HarperDB has a unique data storage algorithm running on top of LMDB, this enables HarperDB to ingest JSON documents and relational data in a single product. As data comes in, HarperDB maps it to the data model; it’s not a SQL engine or NoSQL engine. (Regardless of how data is ingested, data is stored according to the HarperDB data model and can be queried via SQL or NoSQL.)
MongoDB and HarperDB are more distributed architectures, whereas PostgreSQL might be considered a monolithic architecture.
ACID Properties (atomic, consistent, isolated, & durable)
HarperDB and PostgreSQL both have enterprise grade ACID SQL transactions, meaning the validity of data is quite reliable.
NoSQL databases like MongoDB usually adopt eventual consistency instead of ACID properties. (A study from May 2020 identified a bug that disputes claims that Mongo is ACID compliant, as MongoDB’s transactions are not fully isolated.)
HarperDB and PostgreSQL both follow the ANSI SQL standard.
Schema & Tables
With both MongoDB and HarperDB, using JSON allows you to change your schema flexibly without consequence. Documents can vary in terms of key/value pairs.
Both MongoDB and HarperDB scale horizontally, which allows for speed. HarperDB has bidirectional table-level data replication.

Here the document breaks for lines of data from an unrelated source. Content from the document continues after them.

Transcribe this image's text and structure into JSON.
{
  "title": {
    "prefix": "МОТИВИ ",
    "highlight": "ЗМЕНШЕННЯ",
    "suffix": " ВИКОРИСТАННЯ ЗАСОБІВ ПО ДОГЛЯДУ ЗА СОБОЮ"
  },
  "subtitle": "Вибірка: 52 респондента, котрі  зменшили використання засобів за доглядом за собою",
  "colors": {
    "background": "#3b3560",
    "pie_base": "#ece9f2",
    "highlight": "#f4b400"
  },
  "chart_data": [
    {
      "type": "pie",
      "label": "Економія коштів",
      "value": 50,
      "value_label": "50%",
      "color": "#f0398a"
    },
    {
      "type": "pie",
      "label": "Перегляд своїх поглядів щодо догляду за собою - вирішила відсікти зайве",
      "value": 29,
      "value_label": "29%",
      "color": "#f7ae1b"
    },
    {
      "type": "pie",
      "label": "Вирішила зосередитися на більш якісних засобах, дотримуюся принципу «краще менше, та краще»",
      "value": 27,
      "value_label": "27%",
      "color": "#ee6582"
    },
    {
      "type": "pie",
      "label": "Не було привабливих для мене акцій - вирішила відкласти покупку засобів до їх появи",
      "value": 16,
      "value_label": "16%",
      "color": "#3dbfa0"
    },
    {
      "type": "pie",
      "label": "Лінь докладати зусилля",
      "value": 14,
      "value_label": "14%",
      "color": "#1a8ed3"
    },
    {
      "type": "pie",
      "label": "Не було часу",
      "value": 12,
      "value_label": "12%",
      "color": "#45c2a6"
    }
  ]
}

HarperDB uses a simple pub-sub model; data is replicated by publishing data to different “chat rooms” which different nodes subscribe to and are able to be distributed horizontally.
PostgreSQL scales vertically (as it gets bigger, more space or more memory is needed), therefore it requires downtime to upgrade.
With relational databases like PostgreSQL, altering your table is necessary to make any changes. The whole schema needs to be designed and configured at creation. You might be able to alter a table later on, but this may lead to database downtime and bugs in your application. PostgreSQL databases can use foreign keys which explicitly link data between tables and are used to keep the data normalized.
Use Cases & Summary
As stated in this article, because transactions in PostgreSQL follow ACID properties, it’s a good choice for industries such as fintech. When you absolutely need to control the state of your data, use a relational database like Postgres. Alternatively, if you only have unstructured data, or are working with big data, it might be a good idea to use the horizontal scaling approach with a tool like MongoDB.
Use cases where HarperDB might be a better fit than existing systems include projects where you need SQL and NoSQL, rapid application development, integration, edge computing, distributed computing, real-time analytics, and high transactions. Our team will also be the first to tell you when HarperDB is not a good fit for your specific project. HarperDB is not recommended when you need full-text indexing, highly structured relational data, strict consistency across systems, or for projects where developers are not trusted to constrain and maintain data.
Both MongoDB and PostgreSQL are really great tools for certain use cases. They are loved by many and the team at HarperDB is thankful that they have paved the way for technologies like ours to exist. HarperDB was created to expand and blend the capabilities of awesome SQL, NoSQL, and NewSQL products on the market to fill in the gaps and ensure that developers are continuously empowered to use the right tool for the job.